In the context of information literacy in schools, it is clear that students transfer some aspects of learning, but this transfer is often viewed as limited and is classified as near transfer. What is not clear, however, from information literacy research, both in schools and in university or workplace contexts, is whether students transfer more complex skills or conceptual abilities across contexts. The study reported in this chapter sought the views of Year 12 students on the issue of transfer in relation to their views on information literacy skills.

What is meaning of transfer of training?

Training transfer means that learners are able to “transfer” their knowledge and skills learned in a training session back to their jobs. The importance of training transfer cannot be overemphasized.

What are the three theories of transfer training?

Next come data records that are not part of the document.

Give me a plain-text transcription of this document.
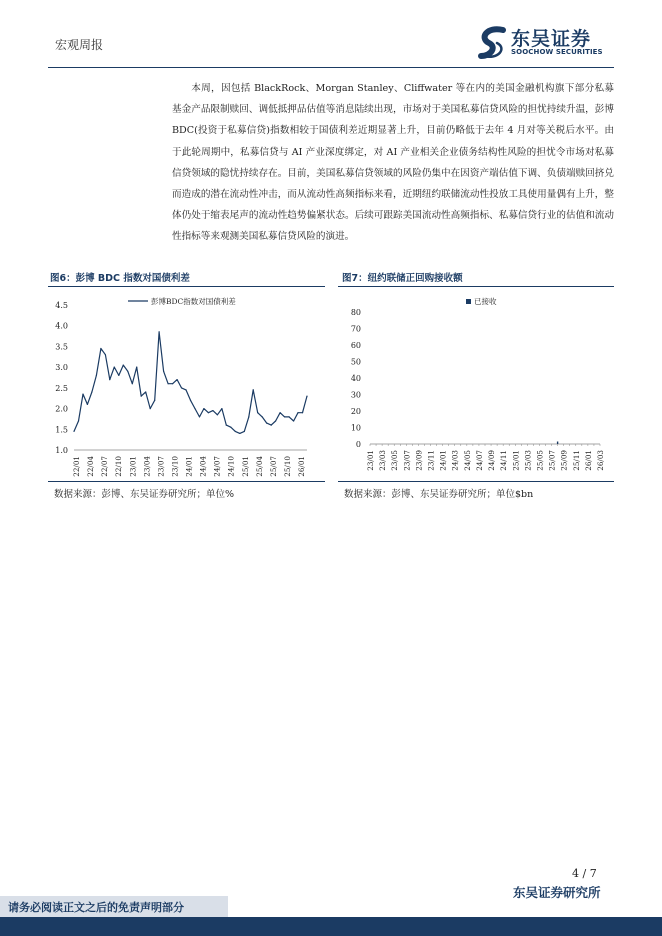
宏观周报	东吴证券
SOOCHOW SECURITIES
本周，因包括 BlackRock、Morgan Stanley、Cliffwater 等在内的美国金融机构旗下部分私募基金产品限制赎回、调低抵押品估值等消息陆续出现，市场对于美国私募信贷风险的担忧持续升温，彭博 BDC(投资于私募信贷)指数相较于国债利差近期显著上升，目前仍略低于去年 4 月对等关税后水平。由于此轮周期中，私募信贷与 AI 产业深度绑定，对 AI 产业相关企业债务结构性风险的担忧令市场对私募信贷领域的隐忧持续存在。目前，美国私募信贷领域的风险仍集中在因资产端估值下调、负债端赎回挤兑而造成的潜在流动性冲击，而从流动性高频指标来看，近期纽约联储流动性投放工具使用量偶有上升，整体仍处于缩表尾声的流动性趋势偏紧状态。后续可跟踪美国流动性高频指标、私募信贷行业的估值和流动性指标等来观测美国私募信贷风险的演进。
图6：彭博 BDC 指数对国债利差
4.5
4.0
3.5
3.0
2.5
2.0
1.5
1.0
22/01 22/04 22/07 22/10 23/01 23/04 23/07 23/10 24/01 24/04 24/07 24/10 25/01 25/04 25/07 25/10 26/01
彭博BDC指数对国债利差
数据来源：彭博、东吴证券研究所；单位%
图7：纽约联储正回购接收额
80
70
60
50
40
30
20
10
0
23/01 23/03 23/05 23/07 23/09 23/11 24/01 24/03 24/05 24/07 24/09 24/11 25/01 25/03 25/05 25/07 25/09 25/11 26/01 26/03
已接收
数据来源：彭博、东吴证券研究所；单位$bn
4 / 7
东吴证券研究所
请务必阅读正文之后的免责声明部分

Three theories of knowledge transfer -- analogy, knowledge compilation, and constraint violation -- were tested across three transfer scenarios. Each theory was shown to predict human performance in distinct and identifiable ways on a variety of transfer tasks.

What is transfer of learning and why is it important?

What is “transfer of learning? Students are able to transfer their learning when they can take something that they learned in one context and apply it in another context. Costa and Kallick (2000) listed Transfer of Learning as one of 16 Habits of Mind that would be beneficial for students to learn.

What is positive transfer of training in psychology?

Positive transfer refers to the facilitation, in learning or performance, of a new task based on what has been learned during a previous one.